Cullin-3 mutation causes arterial stiffness and hypertension through a vascular smooth muscle mechanism.

Cullin-3 (CUL3) mutations (CUL3Δ9) were previously identified in hypertensive patients with pseudohypoaldosteronism type-II (PHAII), but the mechanism causing hypertension and whether this is driven by renal tubular or extratubular mechanisms remains unknown.
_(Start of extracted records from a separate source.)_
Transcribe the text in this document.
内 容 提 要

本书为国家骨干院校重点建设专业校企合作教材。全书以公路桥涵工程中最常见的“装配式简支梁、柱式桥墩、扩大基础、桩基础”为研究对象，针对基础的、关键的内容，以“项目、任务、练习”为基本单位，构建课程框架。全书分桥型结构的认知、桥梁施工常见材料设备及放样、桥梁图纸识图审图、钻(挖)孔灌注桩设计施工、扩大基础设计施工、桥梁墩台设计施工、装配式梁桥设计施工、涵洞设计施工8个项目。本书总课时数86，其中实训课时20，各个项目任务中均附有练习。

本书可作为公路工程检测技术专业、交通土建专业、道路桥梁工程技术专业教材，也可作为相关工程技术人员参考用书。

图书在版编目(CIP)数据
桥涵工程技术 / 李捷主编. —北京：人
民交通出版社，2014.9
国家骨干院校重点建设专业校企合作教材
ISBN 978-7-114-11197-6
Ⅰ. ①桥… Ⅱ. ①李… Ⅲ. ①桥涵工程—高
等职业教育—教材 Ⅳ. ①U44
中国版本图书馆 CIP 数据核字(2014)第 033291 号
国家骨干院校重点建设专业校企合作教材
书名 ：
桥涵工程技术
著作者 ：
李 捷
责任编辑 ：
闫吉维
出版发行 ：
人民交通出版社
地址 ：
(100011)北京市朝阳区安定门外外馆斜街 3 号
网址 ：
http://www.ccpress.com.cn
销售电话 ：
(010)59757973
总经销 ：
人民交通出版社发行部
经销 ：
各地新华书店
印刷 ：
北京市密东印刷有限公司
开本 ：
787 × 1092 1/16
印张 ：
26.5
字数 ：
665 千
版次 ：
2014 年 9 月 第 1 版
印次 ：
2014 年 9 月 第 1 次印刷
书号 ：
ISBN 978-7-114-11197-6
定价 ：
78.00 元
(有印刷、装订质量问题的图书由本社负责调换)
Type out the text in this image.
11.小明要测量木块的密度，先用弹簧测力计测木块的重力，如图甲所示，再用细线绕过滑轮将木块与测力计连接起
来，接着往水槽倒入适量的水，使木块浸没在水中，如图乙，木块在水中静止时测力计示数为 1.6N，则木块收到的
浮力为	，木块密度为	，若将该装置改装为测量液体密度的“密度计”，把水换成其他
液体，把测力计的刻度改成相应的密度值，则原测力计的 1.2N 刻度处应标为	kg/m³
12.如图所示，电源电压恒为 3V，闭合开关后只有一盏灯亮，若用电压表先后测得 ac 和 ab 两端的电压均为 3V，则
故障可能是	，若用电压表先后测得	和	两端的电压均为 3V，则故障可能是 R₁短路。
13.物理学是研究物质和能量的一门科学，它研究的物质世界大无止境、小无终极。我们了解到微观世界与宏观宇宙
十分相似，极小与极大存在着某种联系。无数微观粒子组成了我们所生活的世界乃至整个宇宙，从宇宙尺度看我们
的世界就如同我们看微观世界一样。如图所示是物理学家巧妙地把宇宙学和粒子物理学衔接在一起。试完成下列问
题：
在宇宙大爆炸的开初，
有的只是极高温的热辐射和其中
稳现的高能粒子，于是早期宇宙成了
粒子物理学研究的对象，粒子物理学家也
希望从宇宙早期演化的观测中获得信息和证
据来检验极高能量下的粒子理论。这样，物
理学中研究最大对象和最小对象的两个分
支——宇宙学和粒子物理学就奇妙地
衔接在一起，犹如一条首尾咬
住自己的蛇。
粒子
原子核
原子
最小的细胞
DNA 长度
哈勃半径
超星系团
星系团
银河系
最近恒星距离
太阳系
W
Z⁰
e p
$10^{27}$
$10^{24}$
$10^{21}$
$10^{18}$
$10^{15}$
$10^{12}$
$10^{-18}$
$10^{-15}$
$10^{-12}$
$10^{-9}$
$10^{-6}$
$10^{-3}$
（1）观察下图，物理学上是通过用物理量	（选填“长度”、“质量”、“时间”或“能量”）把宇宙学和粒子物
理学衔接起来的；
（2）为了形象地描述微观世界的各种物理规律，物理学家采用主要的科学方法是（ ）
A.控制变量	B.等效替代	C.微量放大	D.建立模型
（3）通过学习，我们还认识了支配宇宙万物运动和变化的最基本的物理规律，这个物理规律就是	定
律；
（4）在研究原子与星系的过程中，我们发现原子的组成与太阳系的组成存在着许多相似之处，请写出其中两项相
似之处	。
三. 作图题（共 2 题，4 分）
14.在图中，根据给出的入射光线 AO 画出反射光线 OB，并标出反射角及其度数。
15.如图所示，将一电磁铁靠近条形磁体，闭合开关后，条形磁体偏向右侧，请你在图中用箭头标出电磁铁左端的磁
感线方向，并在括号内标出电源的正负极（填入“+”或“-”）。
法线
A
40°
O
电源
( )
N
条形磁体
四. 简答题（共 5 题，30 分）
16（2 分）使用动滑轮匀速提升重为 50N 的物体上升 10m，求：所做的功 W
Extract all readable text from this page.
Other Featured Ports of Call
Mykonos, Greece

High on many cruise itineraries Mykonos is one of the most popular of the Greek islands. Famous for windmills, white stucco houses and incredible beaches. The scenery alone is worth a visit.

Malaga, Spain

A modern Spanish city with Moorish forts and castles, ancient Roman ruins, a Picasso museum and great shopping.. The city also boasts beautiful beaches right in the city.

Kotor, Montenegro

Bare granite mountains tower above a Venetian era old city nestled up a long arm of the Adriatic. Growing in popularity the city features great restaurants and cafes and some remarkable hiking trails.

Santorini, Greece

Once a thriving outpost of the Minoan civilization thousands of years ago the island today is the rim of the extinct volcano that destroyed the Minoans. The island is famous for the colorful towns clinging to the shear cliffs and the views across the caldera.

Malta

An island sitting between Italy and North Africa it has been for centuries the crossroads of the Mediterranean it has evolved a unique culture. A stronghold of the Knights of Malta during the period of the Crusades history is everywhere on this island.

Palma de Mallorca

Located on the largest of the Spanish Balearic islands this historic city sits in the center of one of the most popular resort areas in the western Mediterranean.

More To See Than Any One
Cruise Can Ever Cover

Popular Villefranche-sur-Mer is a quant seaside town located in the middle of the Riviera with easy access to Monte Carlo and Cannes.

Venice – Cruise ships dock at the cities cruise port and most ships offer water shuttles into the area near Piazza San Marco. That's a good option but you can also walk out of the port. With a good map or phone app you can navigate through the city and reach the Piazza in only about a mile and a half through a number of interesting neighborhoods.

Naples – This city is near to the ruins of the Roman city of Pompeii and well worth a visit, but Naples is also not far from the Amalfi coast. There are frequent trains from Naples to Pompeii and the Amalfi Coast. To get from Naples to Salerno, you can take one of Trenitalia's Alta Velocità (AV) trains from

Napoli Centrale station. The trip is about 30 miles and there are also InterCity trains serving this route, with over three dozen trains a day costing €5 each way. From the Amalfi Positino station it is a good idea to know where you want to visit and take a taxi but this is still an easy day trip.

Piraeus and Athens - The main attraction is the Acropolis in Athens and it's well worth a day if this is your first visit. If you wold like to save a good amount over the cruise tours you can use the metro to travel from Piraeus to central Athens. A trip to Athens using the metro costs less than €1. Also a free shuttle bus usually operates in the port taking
We report that selective expression of CUL3Δ9 in smooth muscle acts by interfering with expression and function of endogenous CUL3, resulting in impaired turnover of the CUL3 substrate RhoA, increased RhoA activity, and augmented RhoA/Rho kinase signaling. This caused vascular dysfunction and increased arterial pressure under baseline conditions and a marked increase in arterial pressure, collagen deposition, and vascular stiffness in response to a subpressor dose of angiotensin II, which did not cause hypertension in control mice. Inhibition of total cullin activity increased the level of CUL3 substrates cyclin E and RhoA, and expression of CUL3Δ9 decreased the level of the active form of endogenous CUL3 in human aortic smooth muscle cells. These data indicate that selective expression of the Cul3Δ9 mutation in vascular smooth muscle phenocopies the hypertension observed in Cul3Δ9 human subjects and suggest that mutations in CUL3 cause human hypertension in part through a mechanism involving smooth muscle dysfunction initiated by a loss of CUL3-mediated degradation of RhoA.